His tone became relaxed, like that of a storyteller with an audience of one.
“Every day, a lawyer meets with his clients and hears their personal accounts and hidden secrets: He listens to a woman who wants to destroy her husband in retaliation for his behavior, as she shows him photographs provided by a private investigator; his heart goes out to a young mother whose daughter died due to medical negligence; he is privy to the story of a senior partner in a commercial corporation who suspects that there is industrial espionage inside his firm. The lawyer searches for legal precedents, he questions witnesses, he studies the case from every possible angle. Perhaps the nature of this work that brings a lawyer into contact with rare human encounters, is what sparks within him the urge to write novels or stories that don’t necessarily deal with the law. ”
She remained silent because she couldn’t find the right words to say, and he studied her full, closed lips. She had straight blonde hair, light glowing skin, and brown eyes that reflected both goodness and sadness. “And what about you?” he asked.
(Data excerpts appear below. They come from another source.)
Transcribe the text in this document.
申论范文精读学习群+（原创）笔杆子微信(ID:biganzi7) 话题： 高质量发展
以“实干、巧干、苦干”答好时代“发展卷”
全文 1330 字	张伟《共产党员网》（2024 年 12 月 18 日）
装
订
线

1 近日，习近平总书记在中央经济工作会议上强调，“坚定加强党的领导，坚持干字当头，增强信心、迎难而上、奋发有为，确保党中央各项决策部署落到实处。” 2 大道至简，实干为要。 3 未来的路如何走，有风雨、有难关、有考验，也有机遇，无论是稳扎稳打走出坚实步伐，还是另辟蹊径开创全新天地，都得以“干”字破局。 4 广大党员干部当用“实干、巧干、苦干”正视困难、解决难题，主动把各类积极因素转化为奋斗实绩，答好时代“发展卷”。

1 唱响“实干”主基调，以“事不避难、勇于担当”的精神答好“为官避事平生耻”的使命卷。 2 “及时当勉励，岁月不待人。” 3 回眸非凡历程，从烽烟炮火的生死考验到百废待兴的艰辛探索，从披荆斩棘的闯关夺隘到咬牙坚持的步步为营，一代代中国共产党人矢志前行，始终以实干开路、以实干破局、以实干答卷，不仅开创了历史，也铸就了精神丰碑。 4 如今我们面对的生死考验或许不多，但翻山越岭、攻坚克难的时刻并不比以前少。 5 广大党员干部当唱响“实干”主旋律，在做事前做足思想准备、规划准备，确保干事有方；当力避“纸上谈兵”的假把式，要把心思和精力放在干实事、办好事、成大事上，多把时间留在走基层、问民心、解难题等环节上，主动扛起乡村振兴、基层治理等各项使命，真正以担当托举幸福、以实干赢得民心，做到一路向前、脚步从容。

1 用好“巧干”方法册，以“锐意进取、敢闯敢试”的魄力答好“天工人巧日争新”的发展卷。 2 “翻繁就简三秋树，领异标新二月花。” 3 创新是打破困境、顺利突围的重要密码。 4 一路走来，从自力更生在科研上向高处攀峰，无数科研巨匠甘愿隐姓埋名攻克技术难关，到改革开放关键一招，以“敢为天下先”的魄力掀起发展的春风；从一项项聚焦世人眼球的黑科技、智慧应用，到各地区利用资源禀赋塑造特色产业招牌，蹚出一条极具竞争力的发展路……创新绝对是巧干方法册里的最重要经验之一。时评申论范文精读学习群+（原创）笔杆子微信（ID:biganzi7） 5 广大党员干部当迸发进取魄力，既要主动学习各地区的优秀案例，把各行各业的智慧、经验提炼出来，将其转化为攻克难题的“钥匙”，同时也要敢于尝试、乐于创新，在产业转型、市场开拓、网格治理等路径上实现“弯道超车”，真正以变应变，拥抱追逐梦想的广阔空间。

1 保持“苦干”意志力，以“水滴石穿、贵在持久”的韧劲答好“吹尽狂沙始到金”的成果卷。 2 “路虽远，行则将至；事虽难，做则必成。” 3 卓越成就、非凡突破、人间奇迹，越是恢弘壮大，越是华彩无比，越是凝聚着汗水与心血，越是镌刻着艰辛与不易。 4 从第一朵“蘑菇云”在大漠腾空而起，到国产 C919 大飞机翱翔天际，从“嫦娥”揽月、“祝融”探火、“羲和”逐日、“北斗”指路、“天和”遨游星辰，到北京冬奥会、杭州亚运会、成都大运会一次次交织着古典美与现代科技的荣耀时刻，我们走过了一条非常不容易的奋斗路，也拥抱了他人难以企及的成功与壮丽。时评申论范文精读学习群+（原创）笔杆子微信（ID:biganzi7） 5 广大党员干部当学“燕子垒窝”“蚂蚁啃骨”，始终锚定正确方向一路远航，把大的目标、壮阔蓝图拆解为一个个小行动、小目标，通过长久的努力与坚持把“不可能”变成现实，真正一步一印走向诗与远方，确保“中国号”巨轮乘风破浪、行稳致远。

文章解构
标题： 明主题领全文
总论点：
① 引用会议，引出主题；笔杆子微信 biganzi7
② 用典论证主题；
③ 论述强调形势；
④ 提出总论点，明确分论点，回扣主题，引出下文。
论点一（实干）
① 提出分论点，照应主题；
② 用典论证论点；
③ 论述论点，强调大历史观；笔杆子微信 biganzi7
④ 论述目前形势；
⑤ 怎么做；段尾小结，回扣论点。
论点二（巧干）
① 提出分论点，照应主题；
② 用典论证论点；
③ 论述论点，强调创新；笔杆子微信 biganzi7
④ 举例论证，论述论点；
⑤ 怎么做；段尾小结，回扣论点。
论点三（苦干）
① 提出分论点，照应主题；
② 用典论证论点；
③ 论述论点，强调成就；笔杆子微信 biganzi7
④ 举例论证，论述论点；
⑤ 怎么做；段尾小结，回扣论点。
“What do I do?” she asked and he nodded affirmatively. “You may be surprised,” she said with a smile, “I’m a graphic designer!”
“Why would that surprise me?” he didn’t understand.
She pulled her chair closer to the table and leaned towards him. “Because I’m a graphic designer for one of the biggest publishing houses in Israel.”
“Really?!” he sat up straight like a curious golden retriever. “You design book covers?”
“Yes, among other things.”
“So, what kind of cover would you design for my book, for instance?”
She leaned back and clasped her hands together. “To answer that,” she said, “I would need to hear the full story.”
It began raining again, with large raindrops tap-tapping on the windowpane. “Do you have time?”
“Five hours, tops.”
“Right… so let’s pretend,” he suggested, “that I’m a wise, old man relating his story to a circle of eager listeners sitting around a campfire.
Imagine this—a dark night, a bonfire with thick wooden logs being consumed by the flames, and a star-studded sky.
I stand up to tell the story and… in my heart, I dedicate the story to you. What do you say?”
“Right on, Ro’el... let’s light a fire.”